The Voice sang to her in a way that sounded like like thunder, or like the ram’s horns her people sometimes blew in warning. She cried aloud, feeling a huge upheaval in her belly and the fear of death upon her. “Here I am!” she cried, to the Voice. And the Voice spoke in words she barely understood:
Two children are in your womb
One shall be solid and grounded
The other shall be curious and creative
A new species shall issue from your body
And they shall serve my creation in new ways.
One shall be solid and grounded
The other shall be curious and creative
A new species shall issue from your body
And they shall serve my creation in new ways.
Speechless and terrified, she lay under the moon as it set, not sleeping but not awake. When sunrise came, she returned to the place where her people were camped, but she sat apart.

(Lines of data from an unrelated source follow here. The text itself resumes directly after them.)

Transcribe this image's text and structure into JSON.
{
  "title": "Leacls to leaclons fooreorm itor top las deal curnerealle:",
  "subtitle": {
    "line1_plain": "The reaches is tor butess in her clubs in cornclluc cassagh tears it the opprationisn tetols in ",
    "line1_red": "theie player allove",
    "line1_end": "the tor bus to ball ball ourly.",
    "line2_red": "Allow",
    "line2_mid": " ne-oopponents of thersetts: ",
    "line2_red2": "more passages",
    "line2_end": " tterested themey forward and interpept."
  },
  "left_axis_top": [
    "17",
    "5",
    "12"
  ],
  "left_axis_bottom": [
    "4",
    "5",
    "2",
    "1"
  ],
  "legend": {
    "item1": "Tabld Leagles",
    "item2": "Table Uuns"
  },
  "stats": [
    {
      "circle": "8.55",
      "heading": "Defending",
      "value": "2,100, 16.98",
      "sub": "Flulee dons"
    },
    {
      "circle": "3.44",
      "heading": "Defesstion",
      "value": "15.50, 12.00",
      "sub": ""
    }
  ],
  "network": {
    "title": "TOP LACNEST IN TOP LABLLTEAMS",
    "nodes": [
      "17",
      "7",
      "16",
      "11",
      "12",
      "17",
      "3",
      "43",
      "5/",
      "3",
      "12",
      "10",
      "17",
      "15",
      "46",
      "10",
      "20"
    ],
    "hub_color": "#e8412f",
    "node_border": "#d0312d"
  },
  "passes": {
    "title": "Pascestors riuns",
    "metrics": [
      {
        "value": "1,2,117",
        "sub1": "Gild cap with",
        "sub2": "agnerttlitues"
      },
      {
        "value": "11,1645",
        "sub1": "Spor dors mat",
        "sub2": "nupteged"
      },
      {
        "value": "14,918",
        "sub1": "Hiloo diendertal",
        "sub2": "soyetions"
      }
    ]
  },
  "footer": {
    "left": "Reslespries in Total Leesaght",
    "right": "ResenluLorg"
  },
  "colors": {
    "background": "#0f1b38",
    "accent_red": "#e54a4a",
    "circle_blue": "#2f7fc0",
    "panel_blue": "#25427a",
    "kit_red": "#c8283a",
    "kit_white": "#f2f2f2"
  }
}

When her birthing time was at hand, there were twins in her womb. Her labor was difficult; the wise women of her clan were puzzled and alarmed. After days of pain, a bloody boy emerged, surprisingly hairless, and he cried. Without thinking, Lilith spoke a name for him – Adam, Earth. Her pain persisted, it grew and grew. With Adam at her breast, already greedy, she let out a long, low moan. A squirming girl emerged, also nearly hairless, save for her head which was lush with dark curls. Lilith spoke her name – Chava, Life. Lilith saw that they were good.
The women around Lilith chanted and lifted their arms. It was out of their memory that a girl should give birth to two children! And the babies’ hairless bodies were an omen, a sign. A strong wind began to blow across the plain. A storm was coming.